Yet the numbers argue otherwise. According to a 2014 University of Montana study, the average bike tourist spends around $75 a day and stays in the state eight days or more. Montana-based group Adventure Cycling argues that the sport has the potential to generate $377 million annually within the state, and more bike-friendly states like Washington see recreationalists spending $3.1 billion annually. (Resource extraction, in comparison, generates around $2.07 billion in revenue in the state of Montana, or about 4.7 percent of the state’s GDP, according to 2015 USEITI data.)
“Senator Sales needs to talk to the many business owners across the state, especially in rural areas, who rely on bike tourists to stay in business,” says Bike Walk Montana Chairwoman Saara Snow. “We hear from communities all the time who want more bike trails and improved roads, who want healthier lives for themselves and their families, who want to attract these tourists to their towns.
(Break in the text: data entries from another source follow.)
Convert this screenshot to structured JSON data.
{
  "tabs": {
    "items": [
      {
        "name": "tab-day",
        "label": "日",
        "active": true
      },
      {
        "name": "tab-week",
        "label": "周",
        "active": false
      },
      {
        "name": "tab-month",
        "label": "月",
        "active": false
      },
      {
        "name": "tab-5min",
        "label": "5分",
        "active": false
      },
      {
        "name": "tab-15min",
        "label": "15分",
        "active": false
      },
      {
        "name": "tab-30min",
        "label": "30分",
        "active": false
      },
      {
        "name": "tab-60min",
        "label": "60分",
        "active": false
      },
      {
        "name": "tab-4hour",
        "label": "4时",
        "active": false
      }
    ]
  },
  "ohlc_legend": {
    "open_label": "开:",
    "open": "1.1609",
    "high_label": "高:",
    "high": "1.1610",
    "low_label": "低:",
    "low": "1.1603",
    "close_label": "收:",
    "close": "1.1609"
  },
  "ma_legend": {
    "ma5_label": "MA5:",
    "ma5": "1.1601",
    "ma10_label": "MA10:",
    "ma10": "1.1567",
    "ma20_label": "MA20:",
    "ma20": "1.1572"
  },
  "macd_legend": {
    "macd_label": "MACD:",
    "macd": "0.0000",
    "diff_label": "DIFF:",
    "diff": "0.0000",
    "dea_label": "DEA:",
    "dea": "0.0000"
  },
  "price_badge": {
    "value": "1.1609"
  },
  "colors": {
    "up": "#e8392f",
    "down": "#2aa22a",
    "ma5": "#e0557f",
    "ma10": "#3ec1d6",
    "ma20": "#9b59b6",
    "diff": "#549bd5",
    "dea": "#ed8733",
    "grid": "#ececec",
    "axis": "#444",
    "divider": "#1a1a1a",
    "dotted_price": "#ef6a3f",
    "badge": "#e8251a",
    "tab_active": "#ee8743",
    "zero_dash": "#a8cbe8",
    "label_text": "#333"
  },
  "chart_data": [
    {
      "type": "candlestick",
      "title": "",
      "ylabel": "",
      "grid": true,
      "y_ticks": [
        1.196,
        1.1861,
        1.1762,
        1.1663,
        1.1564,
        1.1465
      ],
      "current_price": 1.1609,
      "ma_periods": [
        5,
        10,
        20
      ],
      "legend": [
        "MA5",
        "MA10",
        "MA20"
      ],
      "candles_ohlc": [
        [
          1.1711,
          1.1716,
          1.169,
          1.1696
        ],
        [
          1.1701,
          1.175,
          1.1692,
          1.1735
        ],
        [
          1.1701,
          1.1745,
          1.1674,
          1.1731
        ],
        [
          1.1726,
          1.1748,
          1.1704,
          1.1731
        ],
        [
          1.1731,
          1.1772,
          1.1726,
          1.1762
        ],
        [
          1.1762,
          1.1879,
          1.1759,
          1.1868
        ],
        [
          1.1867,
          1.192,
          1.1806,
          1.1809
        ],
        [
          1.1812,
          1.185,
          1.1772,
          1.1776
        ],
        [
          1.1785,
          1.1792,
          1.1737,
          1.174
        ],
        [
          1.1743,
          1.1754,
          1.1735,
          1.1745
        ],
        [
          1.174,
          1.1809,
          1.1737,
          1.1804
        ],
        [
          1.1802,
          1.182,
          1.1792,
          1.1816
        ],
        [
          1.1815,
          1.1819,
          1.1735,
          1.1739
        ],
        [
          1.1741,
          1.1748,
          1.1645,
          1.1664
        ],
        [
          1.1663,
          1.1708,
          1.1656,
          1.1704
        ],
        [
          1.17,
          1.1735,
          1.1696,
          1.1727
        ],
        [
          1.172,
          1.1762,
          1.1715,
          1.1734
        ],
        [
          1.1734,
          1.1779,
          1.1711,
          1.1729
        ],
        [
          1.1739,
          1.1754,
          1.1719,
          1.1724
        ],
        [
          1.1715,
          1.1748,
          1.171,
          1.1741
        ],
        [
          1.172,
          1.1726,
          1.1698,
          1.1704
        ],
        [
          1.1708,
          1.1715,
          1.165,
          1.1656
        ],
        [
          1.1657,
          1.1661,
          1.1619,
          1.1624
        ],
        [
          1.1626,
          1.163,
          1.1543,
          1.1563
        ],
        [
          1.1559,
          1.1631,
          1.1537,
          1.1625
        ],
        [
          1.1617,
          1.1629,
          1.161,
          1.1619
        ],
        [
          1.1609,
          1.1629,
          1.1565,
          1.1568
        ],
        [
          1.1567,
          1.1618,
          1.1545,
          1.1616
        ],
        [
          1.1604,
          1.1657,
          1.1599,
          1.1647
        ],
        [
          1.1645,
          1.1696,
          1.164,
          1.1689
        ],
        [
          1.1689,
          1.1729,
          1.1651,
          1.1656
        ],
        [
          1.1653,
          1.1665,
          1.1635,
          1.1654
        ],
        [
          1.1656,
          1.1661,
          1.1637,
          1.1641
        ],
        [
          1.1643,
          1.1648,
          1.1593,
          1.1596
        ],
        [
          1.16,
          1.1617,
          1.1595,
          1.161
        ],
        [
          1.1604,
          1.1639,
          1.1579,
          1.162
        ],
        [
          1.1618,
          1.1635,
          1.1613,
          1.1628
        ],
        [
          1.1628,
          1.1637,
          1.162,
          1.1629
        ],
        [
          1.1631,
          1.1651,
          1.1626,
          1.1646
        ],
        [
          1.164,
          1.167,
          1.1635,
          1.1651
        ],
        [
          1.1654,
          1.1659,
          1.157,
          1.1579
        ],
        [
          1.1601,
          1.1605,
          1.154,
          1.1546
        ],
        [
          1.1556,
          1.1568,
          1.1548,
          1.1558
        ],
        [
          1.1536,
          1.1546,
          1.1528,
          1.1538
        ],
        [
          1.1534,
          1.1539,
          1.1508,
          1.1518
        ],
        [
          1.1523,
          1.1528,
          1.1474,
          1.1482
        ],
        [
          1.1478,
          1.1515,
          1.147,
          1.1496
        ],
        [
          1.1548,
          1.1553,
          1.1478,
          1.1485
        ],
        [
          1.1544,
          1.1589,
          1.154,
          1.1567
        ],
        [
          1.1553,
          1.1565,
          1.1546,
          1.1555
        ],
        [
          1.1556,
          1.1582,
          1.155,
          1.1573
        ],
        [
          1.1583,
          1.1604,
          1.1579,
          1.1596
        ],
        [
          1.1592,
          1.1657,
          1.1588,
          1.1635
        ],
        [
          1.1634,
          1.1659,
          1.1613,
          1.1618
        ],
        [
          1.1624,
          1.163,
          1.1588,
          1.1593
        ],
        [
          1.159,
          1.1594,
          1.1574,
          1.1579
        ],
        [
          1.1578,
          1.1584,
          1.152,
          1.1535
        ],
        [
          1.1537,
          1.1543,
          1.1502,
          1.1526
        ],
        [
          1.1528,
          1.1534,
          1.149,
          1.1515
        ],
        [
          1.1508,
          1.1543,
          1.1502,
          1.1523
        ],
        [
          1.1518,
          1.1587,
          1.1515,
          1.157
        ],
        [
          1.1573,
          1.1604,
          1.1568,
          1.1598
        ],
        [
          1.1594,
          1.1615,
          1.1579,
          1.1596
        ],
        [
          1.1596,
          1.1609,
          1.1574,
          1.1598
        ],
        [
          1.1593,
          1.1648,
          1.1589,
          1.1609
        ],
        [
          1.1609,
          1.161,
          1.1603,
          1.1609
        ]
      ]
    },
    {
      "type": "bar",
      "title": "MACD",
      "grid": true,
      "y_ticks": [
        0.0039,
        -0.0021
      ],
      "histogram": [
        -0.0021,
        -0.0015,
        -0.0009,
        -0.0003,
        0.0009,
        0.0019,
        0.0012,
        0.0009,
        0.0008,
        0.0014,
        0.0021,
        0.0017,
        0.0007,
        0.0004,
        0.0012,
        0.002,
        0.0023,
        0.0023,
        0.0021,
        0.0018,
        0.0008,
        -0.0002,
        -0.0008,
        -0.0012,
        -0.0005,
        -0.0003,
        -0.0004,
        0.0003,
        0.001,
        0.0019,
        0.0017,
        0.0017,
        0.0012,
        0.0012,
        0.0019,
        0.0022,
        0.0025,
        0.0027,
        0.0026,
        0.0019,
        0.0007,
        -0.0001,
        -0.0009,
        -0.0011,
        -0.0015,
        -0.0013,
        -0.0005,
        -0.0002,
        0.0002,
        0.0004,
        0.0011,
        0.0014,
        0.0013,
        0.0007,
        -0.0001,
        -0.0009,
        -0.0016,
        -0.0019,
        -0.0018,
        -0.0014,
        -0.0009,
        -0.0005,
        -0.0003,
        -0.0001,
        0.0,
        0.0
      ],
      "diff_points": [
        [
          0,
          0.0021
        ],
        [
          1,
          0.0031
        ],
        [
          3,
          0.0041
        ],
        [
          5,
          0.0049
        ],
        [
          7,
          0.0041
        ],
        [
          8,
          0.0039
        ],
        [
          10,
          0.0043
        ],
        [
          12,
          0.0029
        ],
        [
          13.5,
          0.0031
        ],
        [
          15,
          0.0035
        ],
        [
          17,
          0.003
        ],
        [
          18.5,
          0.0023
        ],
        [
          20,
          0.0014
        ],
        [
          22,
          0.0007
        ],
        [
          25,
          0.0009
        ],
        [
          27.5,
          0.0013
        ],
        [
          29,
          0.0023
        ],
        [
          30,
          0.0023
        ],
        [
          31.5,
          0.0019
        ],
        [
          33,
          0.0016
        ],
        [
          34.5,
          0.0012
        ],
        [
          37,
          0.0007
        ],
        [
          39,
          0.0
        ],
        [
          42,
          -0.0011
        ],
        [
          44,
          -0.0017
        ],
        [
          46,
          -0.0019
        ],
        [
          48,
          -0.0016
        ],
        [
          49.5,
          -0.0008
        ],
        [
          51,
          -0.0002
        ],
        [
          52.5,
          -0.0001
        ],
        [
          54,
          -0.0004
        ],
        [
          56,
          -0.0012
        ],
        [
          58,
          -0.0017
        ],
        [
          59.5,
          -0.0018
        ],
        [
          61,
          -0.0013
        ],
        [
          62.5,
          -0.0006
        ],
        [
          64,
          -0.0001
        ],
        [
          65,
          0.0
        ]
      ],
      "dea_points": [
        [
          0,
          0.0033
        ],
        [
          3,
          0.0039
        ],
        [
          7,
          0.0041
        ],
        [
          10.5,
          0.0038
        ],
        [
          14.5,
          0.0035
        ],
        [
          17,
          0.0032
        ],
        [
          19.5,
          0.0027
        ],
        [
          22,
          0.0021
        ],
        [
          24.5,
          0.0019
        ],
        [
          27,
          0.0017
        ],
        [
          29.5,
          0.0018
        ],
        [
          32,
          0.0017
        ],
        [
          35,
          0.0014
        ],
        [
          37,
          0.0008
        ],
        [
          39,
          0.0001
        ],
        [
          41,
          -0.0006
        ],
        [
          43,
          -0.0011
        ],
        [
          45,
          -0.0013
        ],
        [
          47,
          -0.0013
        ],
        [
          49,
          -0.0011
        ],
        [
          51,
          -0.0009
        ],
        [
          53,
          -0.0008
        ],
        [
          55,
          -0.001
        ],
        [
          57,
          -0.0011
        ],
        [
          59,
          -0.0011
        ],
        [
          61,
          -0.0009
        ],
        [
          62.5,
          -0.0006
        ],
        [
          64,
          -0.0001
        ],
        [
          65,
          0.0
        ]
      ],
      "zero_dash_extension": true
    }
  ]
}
But the words and actions we see up the political spectrum don’t reflect that.
“Mineral extraction is a boom-and-bust cycle,” she continued, “and bike tourism is not only sustainable, it’s also stable and benefits everyone in the state.”
Sales isn’t the first Montana representative to propose limiting regulations on cyclists this session: Rep. Barry Usher floated similar legislation recently that would have banned riders from any two-lane highway without a shoulder.
After significant backlash and communication from local cyclists and advocacy groups, that bill ultimately morphed into a proposal for the creation of a bicycle and pedestrian safety committee; unfortunately, it didn’t come up for a vote.